Alles Klarheiten beseitigt?  :6:

Ciao,

HWE
 :mariinee:

galeotti

ZitatOriginal von Albrecht
Hallo Steffen, tatsächlich ist bei der Royal Prince das Segel am Bonaventuremast genauso abgebildet.
Scheint fast als wäre das Lateinersegel bei Rahseglern auch in dieser Form genutzt worden zu sein.
Wo hast du übrigens das colorierte Bild der Royal Prince her?????
Ich kenne nur die schwarz/weiße Version. Es gibt glaube ich noch mehrere Schiffsansichten von Vroom
die das einlaufen der englischen Schiffe in einem holländischen Hafen zum abholen ihres Königs zeigen.
Würde mich interessieren in welchem Buch diese farbig dargestellt sind.
Hallo Albrecht, das Gemälde von Vroom stammt aus "das große Buch der Schiffstypen"von Alfred Dudszus.
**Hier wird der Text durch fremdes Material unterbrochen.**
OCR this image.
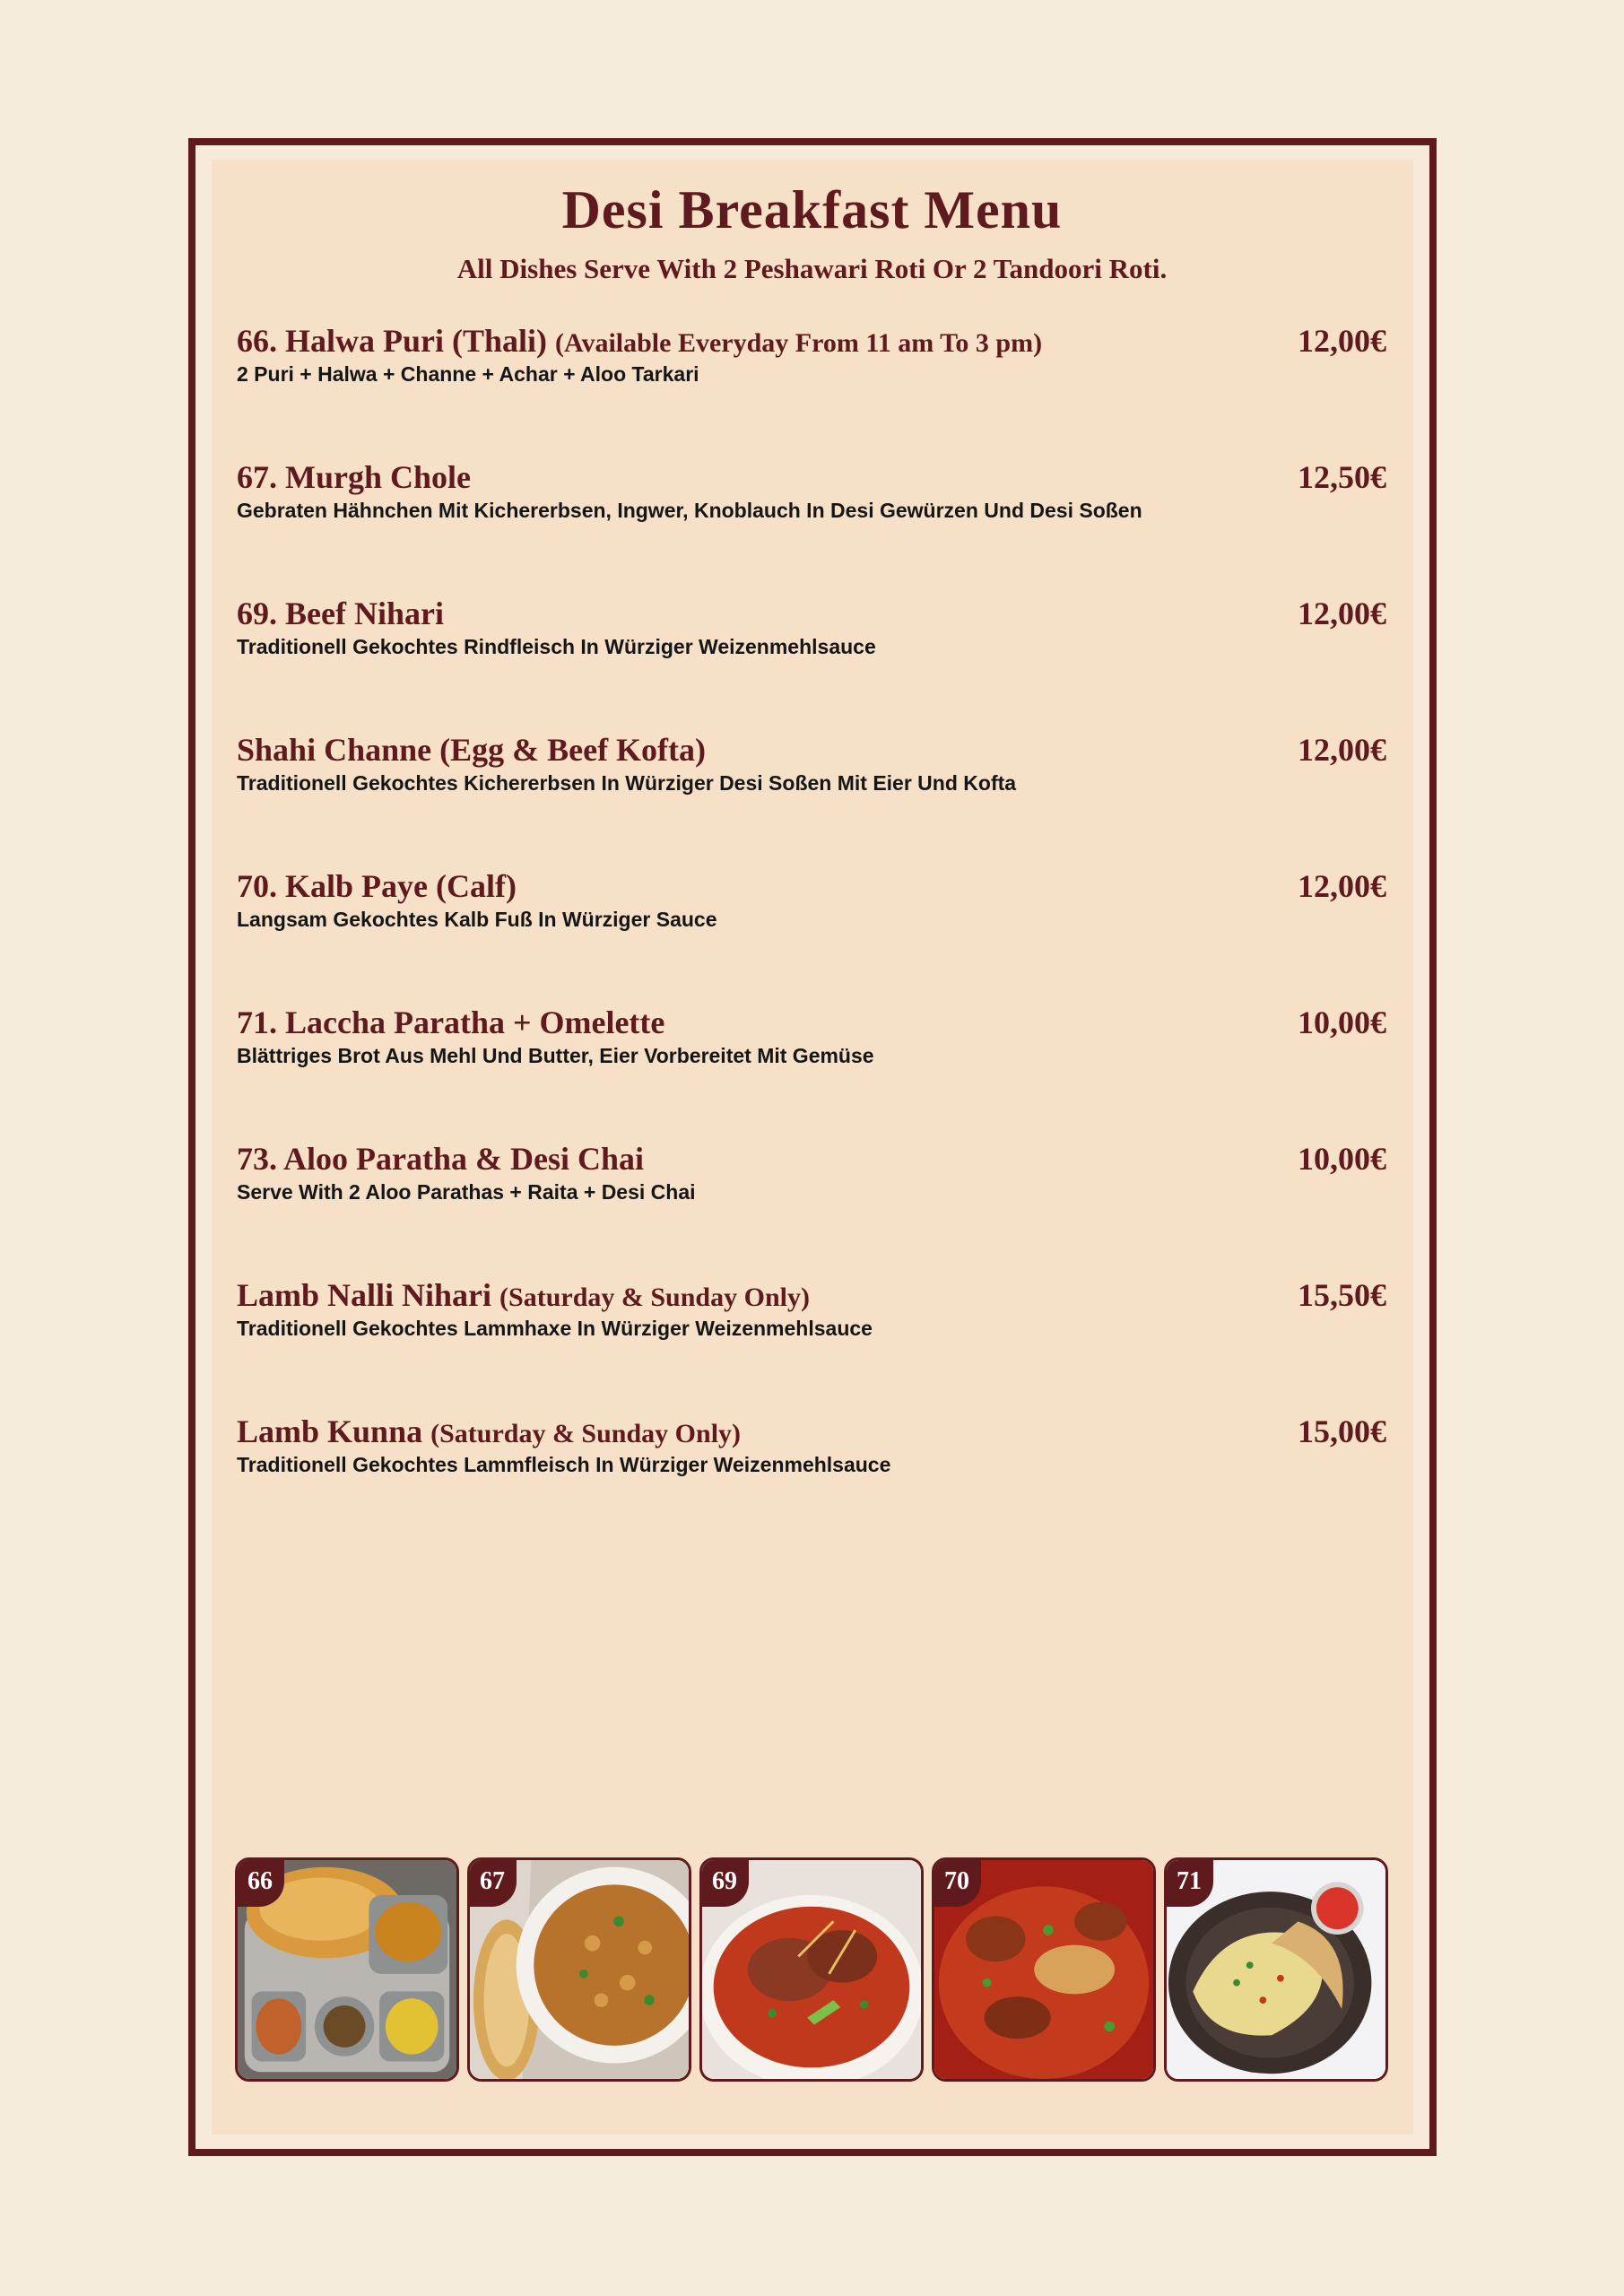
Desi Breakfast Menu

All Dishes Serve With 2 Peshawari Roti Or 2 Tandoori Roti.

66. Halwa Puri (Thali) (Available Everyday From 11 am To 3 pm)	12,00€
2 Puri + Halwa + Channe + Achar + Aloo Tarkari
67. Murgh Chole	12,50€
Gebraten Hähnchen Mit Kichererbsen, Ingwer, Knoblauch In Desi Gewürzen Und Desi Soßen
69. Beef Nihari	12,00€
Traditionell Gekochtes Rindfleisch In Würziger Weizenmehlsauce
Shahi Channe (Egg & Beef Kofta)	12,00€
Traditionell Gekochtes Kichererbsen In Würziger Desi Soßen Mit Eier Und Kofta
70. Kalb Paye (Calf)	12,00€
Langsam Gekochtes Kalb Fuß In Würziger Sauce
71. Laccha Paratha + Omelette	10,00€
Blättriges Brot Aus Mehl Und Butter, Eier Vorbereitet Mit Gemüse
73. Aloo Paratha & Desi Chai	10,00€
Serve With 2 Aloo Parathas + Raita + Desi Chai
Lamb Nalli Nihari (Saturday & Sunday Only)	15,50€
Traditionell Gekochtes Lammhaxe In Würziger Weizenmehlsauce
Lamb Kunna (Saturday & Sunday Only)	15,00€
Traditionell Gekochtes Lammfleisch In Würziger Weizenmehlsauce
66	67	69	70	71
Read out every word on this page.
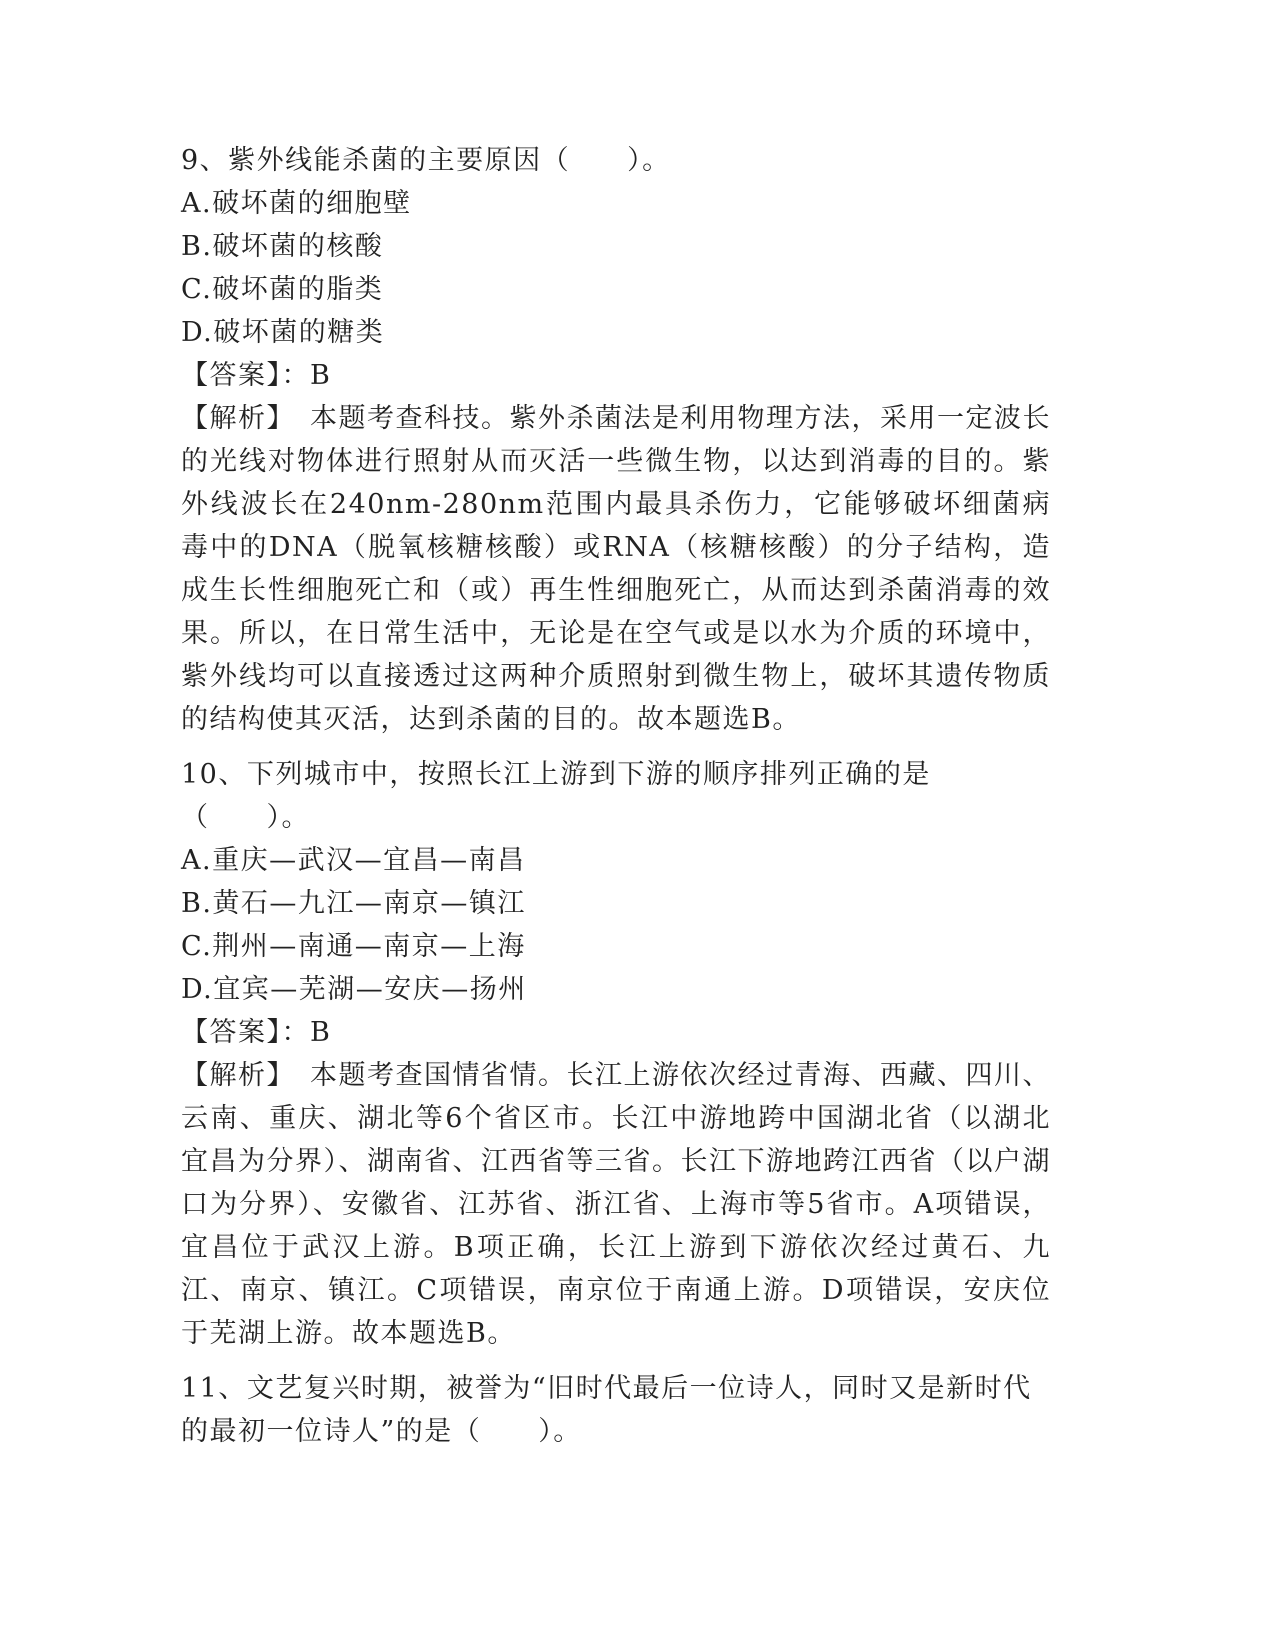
9、紫外线能杀菌的主要原因（　　）。

A.破坏菌的细胞壁

B.破坏菌的核酸

C.破坏菌的脂类

D.破坏菌的糖类

【答案】：B

【解析】　本题考查科技。紫外杀菌法是利用物理方法，采用一定波长的光线对物体进行照射从而灭活一些微生物，以达到消毒的目的。紫外线波长在240nm-280nm范围内最具杀伤力，它能够破坏细菌病毒中的DNA（脱氧核糖核酸）或RNA（核糖核酸）的分子结构，造成生长性细胞死亡和（或）再生性细胞死亡，从而达到杀菌消毒的效果。所以，在日常生活中，无论是在空气或是以水为介质的环境中，紫外线均可以直接透过这两种介质照射到微生物上，破坏其遗传物质的结构使其灭活，达到杀菌的目的。故本题选B。

10、下列城市中，按照长江上游到下游的顺序排列正确的是（　　）。

A.重庆—武汉—宜昌—南昌

B.黄石—九江—南京—镇江

C.荆州—南通—南京—上海

D.宜宾—芜湖—安庆—扬州

【答案】：B

【解析】　本题考查国情省情。长江上游依次经过青海、西藏、四川、云南、重庆、湖北等6个省区市。长江中游地跨中国湖北省（以湖北宜昌为分界）、湖南省、江西省等三省。长江下游地跨江西省（以户湖口为分界）、安徽省、江苏省、浙江省、上海市等5省市。A项错误，宜昌位于武汉上游。B项正确，长江上游到下游依次经过黄石、九江、南京、镇江。C项错误，南京位于南通上游。D项错误，安庆位于芜湖上游。故本题选B。

11、文艺复兴时期，被誉为“旧时代最后一位诗人，同时又是新时代的最初一位诗人”的是（　　）。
Von Van de Velde habe ich jetzt nichts finden können, welches diese Segelstellung zeigt. Es kann schon sein dass das nur bis Anfang  und des 17. Jh. und nur am Bonaventura funktionierte. Ich habe noch eine Darstellung auf einer alten portug. Zeichnung mit Rahsegelkaravellen gefunden, die das Lateinsegel vor den Wanten zeigt. Werde ich mal bei Gelegenheit reinstellen.
 :winken: Steffen
Galeere "la real" Schebecken, z.Z. Galeasse

galeotti


Hallo Albrecht ich weiß nicht ob Du dieses Bild eines holländischen Orlogschiffs von Barentsoen aus dem Jahr 1594 kennst. Das Besansegel steht auch hier vor den Wanten. Hier sind auch Bilder auf den Segeln zu sehen. Das gab es also doch bei den Holländern.